Thursday, September 2, 2021

CITY DAILY PHOTO SEPTEMBER THEME - RIGHT UNDER YOUR NOSE

I confess that I didn't work very hard on this theme so I dipped into some old archives. The common meaning of this phrase refers to something that is obvious but unnoticed but I took it literally. I wonder if the horse thinks she smells good,          

ARE YOU EXPERIENCED?

The Big Boy locomotive didn't travel alone. Several other cars trailed behind, including a modern engine for some extra push. The companion cars didn't seem to have a purpose other than to show off the primary colors of the Union Pacific railroad. Why or how would you experience the UP? Private rail companies don't carry passengers in this country.              

Wednesday, September 1, 2021

I HEAR THAT TRAIN A-COMMIN' IT'S COMMIN' ROUND THE BEND

As the massive Big Boy locomotive left St. Louis it made a stop Monday morning in the suburb of Kirkwood, a town big enough to have an Amtrak station. There was quite a crowd but I squeezed my way to the front, looking for a clear shot. The backlighting was terrible but this will do. 

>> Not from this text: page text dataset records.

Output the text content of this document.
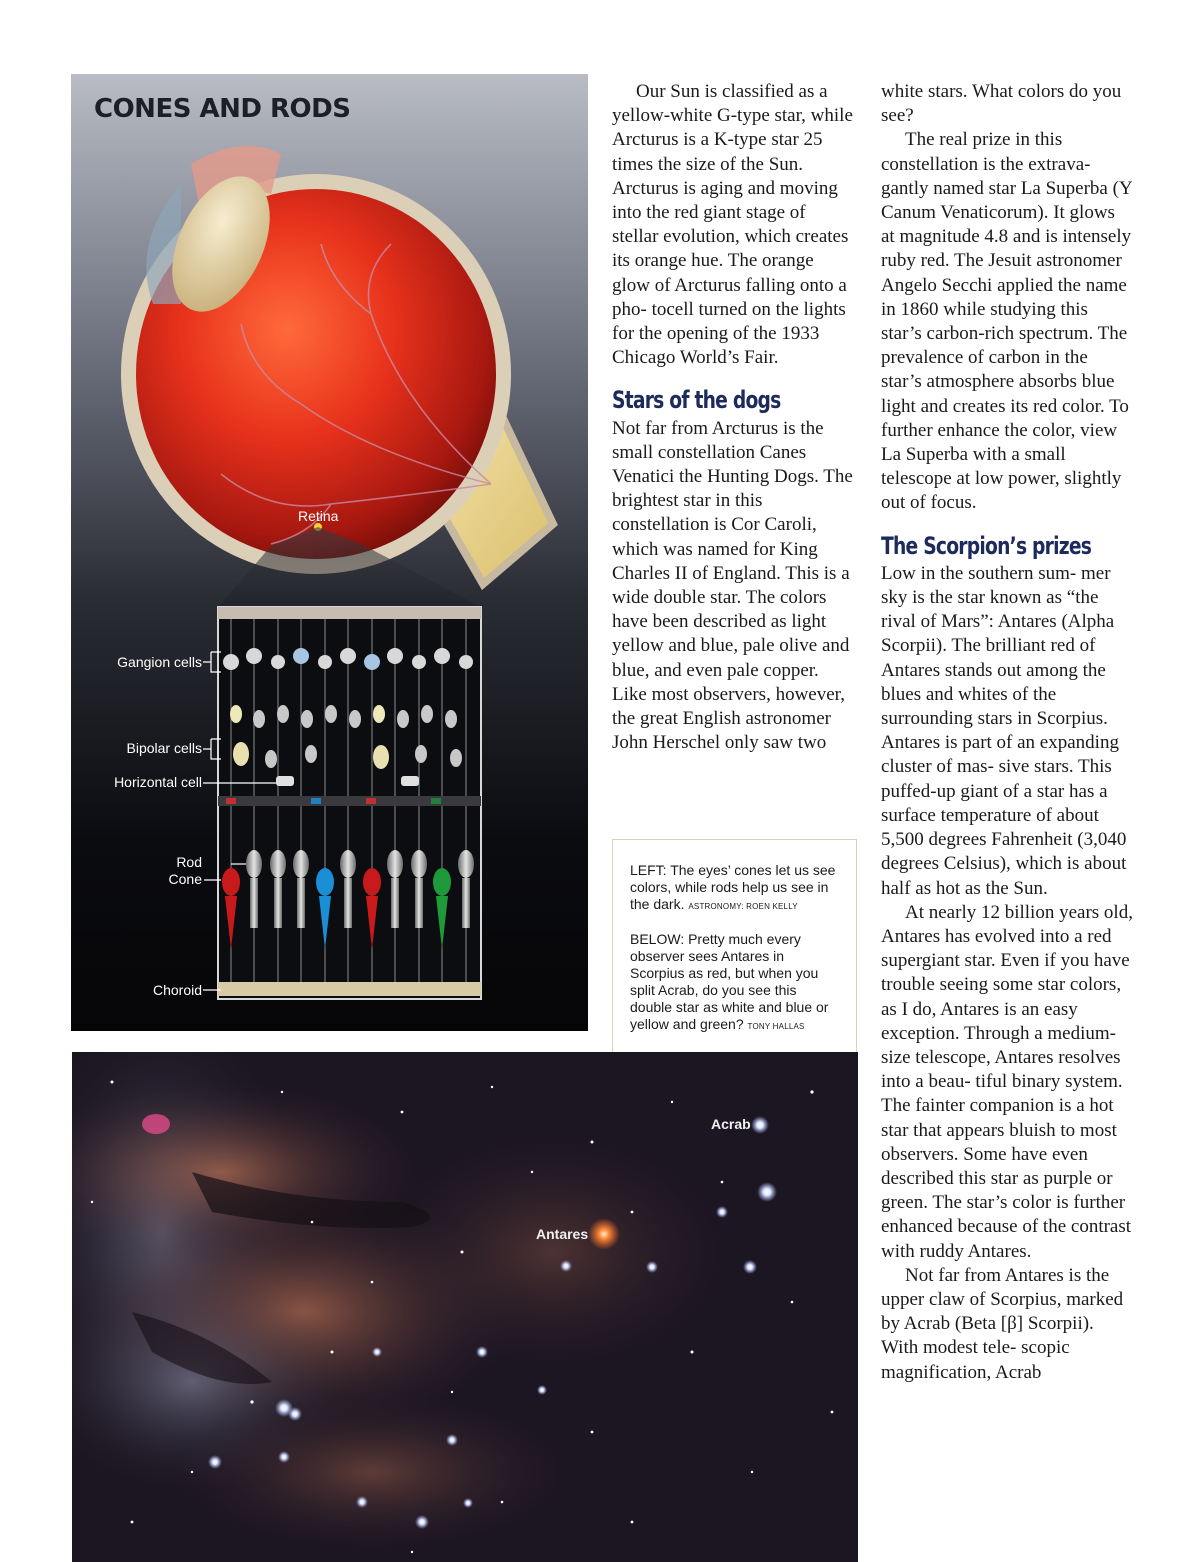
CONES AND RODS
Retina
Gangion cells
Bipolar cells
Horizontal cell
Rod
Cone
Choroid

Our Sun is classified as a yellow-white G-type star, while Arcturus is a K-type star 25 times the size of the Sun. Arcturus is aging and moving into the red giant stage of stellar evolution, which creates its orange hue. The orange glow of Arcturus falling onto a pho- tocell turned on the lights for the opening of the 1933 Chicago World’s Fair.

Stars of the dogs

Not far from Arcturus is the small constellation Canes Venatici the Hunting Dogs. The brightest star in this constellation is Cor Caroli, which was named for King Charles II of England. This is a wide double star. The colors have been described as light yellow and blue, pale olive and blue, and even pale copper. Like most observers, however, the great English astronomer John Herschel only saw two

LEFT: The eyes’ cones let us see colors, while rods help us see in the dark. ASTRONOMY: ROEN KELLY

BELOW: Pretty much every observer sees Antares in Scorpius as red, but when you split Acrab, do you see this double star as white and blue or yellow and green? TONY HALLAS

white stars. What colors do you see?

The real prize in this constellation is the extrava- gantly named star La Superba (Y Canum Venaticorum). It glows at magnitude 4.8 and is intensely ruby red. The Jesuit astronomer Angelo Secchi applied the name in 1860 while studying this star’s carbon-rich spectrum. The prevalence of carbon in the star’s atmosphere absorbs blue light and creates its red color. To further enhance the color, view La Superba with a small telescope at low power, slightly out of focus.

The Scorpion’s prizes

Low in the southern sum- mer sky is the star known as “the rival of Mars”: Antares (Alpha Scorpii). The brilliant red of Antares stands out among the blues and whites of the surrounding stars in Scorpius. Antares is part of an expanding cluster of mas- sive stars. This puffed-up giant of a star has a surface temperature of about 5,500 degrees Fahrenheit (3,040 degrees Celsius), which is about half as hot as the Sun.

At nearly 12 billion years old, Antares has evolved into a red supergiant star. Even if you have trouble seeing some star colors, as I do, Antares is an easy exception. Through a medium-size telescope, Antares resolves into a beau- tiful binary system. The fainter companion is a hot star that appears bluish to most observers. Some have even described this star as purple or green. The star’s color is further enhanced because of the contrast with ruddy Antares.

Not far from Antares is the upper claw of Scorpius, marked by Acrab (Beta [β] Scorpii). With modest tele- scopic magnification, Acrab

Acrab
Antares
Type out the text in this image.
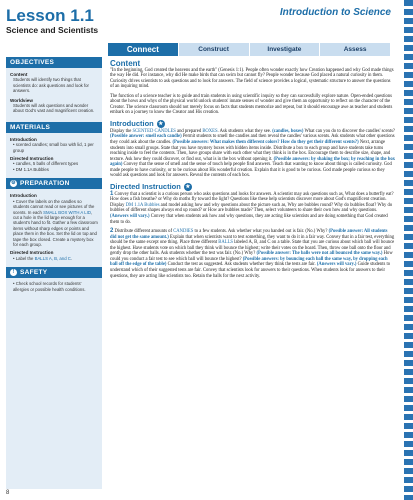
Lesson 1.1
Science and Scientists
Introduction to Science
Connect	Construct	Investigate	Assess
OBJECTIVES
Content
Students will identify two things that scientists do: ask questions and look for answers.
Worldview
Students will ask questions and wonder about God's vast and magnificent creation.
MATERIALS
Introduction
• scented candles; small box with lid, 1 per group
Directed Instruction
• candles, 5 balls of different types
• DM 1.1A Bubbles
⚙ PREPARATION
Introduction
• Cover the labels on the candles so students cannot read or see pictures of the scents. In each SMALL BOX WITH A LID, cut a hole in the lid large enough for a student's hand to fit. Gather a few classroom items without sharp edges or points and place them in the box. Set the lid on top and tape the box closed. Create a mystery box for each group.
Directed Instruction
• Label the BALLS A, B, and C.
! SAFETY
• Check school records for students' allergies or possible health conditions.
Content

"In the beginning, God created the heavens and the earth" (Genesis 1:1). People often wonder exactly how Creation happened and why God made things the way He did. For instance, why did He make birds that can swim but cannot fly? People wonder because God placed a natural curiosity in them. Curiosity drives scientists to ask questions and to look for answers. The field of science provides a logical, systematic structure to answer the questions of an inquiring mind.

The function of a science teacher is to guide and train students in using scientific inquiry so they can successfully explore nature. Open-ended questions about the hows and whys of the physical world unlock students' innate senses of wonder and give them an opportunity to reflect on the character of the Creator. The science classroom should not merely focus on facts that students memorize and repeat, but it should encourage awe as teacher and students embark on a journey to know the Creator and His creation.

Introduction ★

Display the SCENTED CANDLES and prepared BOXES. Ask students what they see. (candles, boxes) What can you do to discover the candles' scents? (Possible answer: smell each candle) Permit students to smell the candles and then reveal the candles' various scents. Ask students what other questions they could ask about the candles. (Possible answers: What makes them different colors? How do they get their different scents?) Next, arrange students into small groups. State that you have mystery boxes with hidden items inside. Distribute a box to each group and have students take turns reaching inside to feel the contents. Then, have groups share with each other what they think is in the box. Encourage them to describe size, shape, and texture. Ask how they could discover, or find out, what is in the box without opening it. (Possible answers: by shaking the box; by reaching in the box again) Convey that the sense of smell and the sense of touch help people find answers. Teach that wanting to know about things is called curiosity. God made people to have curiosity, or to be curious about His wonderful creation. Explain that it is good to be curious. God made people curious so they would ask questions and look for answers. Reveal the contents of each box.

Directed Instruction ★

1 Convey that a scientist is a curious person who asks questions and looks for answers. A scientist may ask questions such as, What does a butterfly eat? How does a fish breathe? or Why do moths fly toward the light? Questions like these help scientists discover more about God's magnificent creation. Display DM 1.1A Bubbles and model asking how and why questions about the picture such as, Why are bubbles round? Why do bubbles float? Why do bubbles of different shapes always end up round? or How are bubbles made? Then, select volunteers to share their own how and why questions. (Answers will vary.) Convey that when students ask how and why questions, they are acting like scientists and are doing something that God created them to do.

2 Distribute different amounts of CANDIES to a few students. Ask whether what you handed out is fair. (No.) Why? (Possible answer: All students did not get the same amount.) Explain that when scientists want to test something, they want to do it in a fair way. Convey that in a fair test, everything should be the same except one thing. Place three different BALLS labeled A, B, and C on a table. State that you are curious about which ball will bounce the highest. Have students vote on which ball they think will bounce the highest; write their votes on the board. Then, throw one ball onto the floor and gently drop the other balls. Ask students whether the test was fair. (No.) Why? (Possible answer: The balls were not all bounced the same way.) How could you conduct a fair test to see which ball will bounce the highest? (Possible answers: by bouncing each ball the same way, by dropping each ball off the edge of the table) Conduct the test as suggested. Ask students whether they think the tests are fair. (Answers will vary.) Guide students to understand which of their suggested tests are fair. Convey that scientists look for answers to their questions. When students look for answers to their questions, they are acting like scientists too. Retain the balls for the next activity.

8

As the train pulled to a stop right in front of me it let go a mighty blast of its whistle. Ow! The sound meter on my phone said it was 113 db but I bet the reading would have been higher if the phone hadn't been tucked into a holster. Half a minute of that can cause ear damage according to some web page I found (so it must be true). I haven't experienced the like since maybe the last Led Zeppelin concert I attended.